Ue- Gb, gli eurodeputati, guidati da Annalisa Tardino, concludono la visita nel Regno Unito incentrata sul tema della protezione dei dati personali

Europarlamentare Lega/ID

Ue- Gb, gli eurodeputati, guidati da Annalisa Tardino, concludono la visita nel Regno Unito incentrata sul tema della protezione dei dati personali

Durante la loro visita di tre giorni, hanno discusso di questioni relative alla protezione dei dati con parlamentari britannici di entrambe le Camere, rappresentanti dell’ufficio del Commissario per l’informazione, Organizzazioni non-governative (ONG), esperti di protezione dei dati e accademici.

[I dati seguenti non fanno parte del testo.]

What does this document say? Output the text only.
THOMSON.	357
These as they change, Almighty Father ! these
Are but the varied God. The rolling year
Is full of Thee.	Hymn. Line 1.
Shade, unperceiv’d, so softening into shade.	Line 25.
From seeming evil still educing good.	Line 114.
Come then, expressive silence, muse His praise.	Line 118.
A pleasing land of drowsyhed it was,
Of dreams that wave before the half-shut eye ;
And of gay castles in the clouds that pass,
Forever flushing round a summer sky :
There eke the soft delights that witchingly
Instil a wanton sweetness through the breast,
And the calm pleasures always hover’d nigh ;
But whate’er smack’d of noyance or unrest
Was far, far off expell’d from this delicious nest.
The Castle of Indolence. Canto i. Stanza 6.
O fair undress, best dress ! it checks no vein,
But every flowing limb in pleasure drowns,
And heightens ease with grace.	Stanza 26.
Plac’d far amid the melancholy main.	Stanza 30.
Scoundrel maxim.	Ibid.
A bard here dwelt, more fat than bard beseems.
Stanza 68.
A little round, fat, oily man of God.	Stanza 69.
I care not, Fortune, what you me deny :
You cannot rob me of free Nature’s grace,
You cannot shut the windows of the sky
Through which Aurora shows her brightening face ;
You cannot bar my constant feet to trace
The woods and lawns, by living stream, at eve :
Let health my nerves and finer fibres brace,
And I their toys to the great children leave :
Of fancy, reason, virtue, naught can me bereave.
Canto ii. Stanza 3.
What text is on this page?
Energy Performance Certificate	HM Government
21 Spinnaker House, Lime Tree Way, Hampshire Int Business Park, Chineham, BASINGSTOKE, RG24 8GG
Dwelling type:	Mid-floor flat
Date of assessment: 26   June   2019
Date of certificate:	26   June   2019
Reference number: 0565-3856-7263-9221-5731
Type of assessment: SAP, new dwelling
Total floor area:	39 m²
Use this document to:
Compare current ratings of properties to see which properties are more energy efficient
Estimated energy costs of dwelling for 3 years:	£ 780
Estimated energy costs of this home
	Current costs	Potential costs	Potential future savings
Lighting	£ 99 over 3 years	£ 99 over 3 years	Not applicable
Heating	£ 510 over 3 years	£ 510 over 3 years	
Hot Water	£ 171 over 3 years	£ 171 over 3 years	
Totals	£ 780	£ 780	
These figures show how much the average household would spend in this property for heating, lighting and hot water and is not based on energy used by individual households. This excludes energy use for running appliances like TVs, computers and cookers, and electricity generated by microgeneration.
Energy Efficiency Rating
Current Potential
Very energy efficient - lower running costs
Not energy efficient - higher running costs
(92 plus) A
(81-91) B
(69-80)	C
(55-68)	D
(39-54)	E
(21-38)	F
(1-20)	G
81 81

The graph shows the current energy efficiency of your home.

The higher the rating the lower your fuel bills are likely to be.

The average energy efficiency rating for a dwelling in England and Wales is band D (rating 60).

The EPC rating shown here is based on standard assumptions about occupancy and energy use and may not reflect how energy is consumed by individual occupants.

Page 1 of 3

Londra, 4 nov- Una delegazione di eurodeputati della Commissione per le libertà civili, la giustizia e gli affari interni (LIBE) del Parlamento europeo ha trascorso gli ultimi tre giorni – dal 2 al 4 novembre – nel Regno Unito. Nel corso della visita, la delegazione ha incontrato Julia Lopez, Ministro di Stato presso il Dipartimento per il digitale, la cultura, i media e lo sport (DCMS), Emily Keaney, Vice Commissario ad interim presso l’ufficio del Commissario per l’informazione (ICO), i membri del Comitato per la Giustizia e gli Affari Interni e del Comitato per gli Affari Europei della Camera dei Lord, i parlamentari del Partito conservatore e del Partito nazionale scozzese, nonché i rappresentanti delle Organizzazioni non-governative (ONG) e del mondo accademico al fine di valutare l’adeguamento da parte del Regno Unito al Regolamento generale sulla protezione dei dati (GDPR) e alla Direttiva sulla protezione delle persone fisiche con riguardo al trattamento dei dati personali (LED).
Al termine della visita, Annalisa Tardino (Identità e Democrazia, Italia), in qualità di capodelegazione, ha dichiarato: “Abbiamo avuto una serie di scambi utili e costruttivi. Notiamo che il governo britannico intende adottare un approccio più flessibile nei confronti della protezione dei dati. Allo stesso tempo, è necessario considerare che una divergenza delle proposte legislative inglesi rispetto alla normativa europea (GDPR) potrebbe mettere in discussione lo stato di adeguamento inglese con l’ordinamento dell’UE. Seguiremo i lavori legislativi in corso e contiamo in futuro su un proficuo impegno da parte del governo britannico. Concludo esprimendo un apprezzamento nei confronti dell’impegno dei deputati britannici di entrambe le Camere e della loro apertura alla discussione in merito a questo importante argomento. Prendiamo atto dell’avvio di nuove consultazioni pubbliche”.

Oltre all’On. Tardino, la delegazione comprendeva anche l’On. Fulvio Martusciello (Partito Popolare Europeo, Italia) e Gwendoline Delbos-Corfield (Verdi/EFA, Francia).

Contesto
L’anno scorso la Commissione europea ha adottato due decisioni di adeguatezza che consentono il libero flusso dei dati personali dall’Unione europea al Regno Unito senza richiedere l’adozione di adeguate garanzie aggiuntive. Pochi mesi dopo aver ottenuto le decisioni di adeguatezza, il Regno Unito ha avviato i lavori legislativi per modificare le leggi sulla protezione dei dati su cui si basavano le stesse decisioni. La missione LIBE nel Regno Unito è direttamente collegata alla risoluzione LIBE dello scorso anno sull’adeguata protezione dei dati personali da parte del Regno Unito e alle problematiche sollevate in tale documento.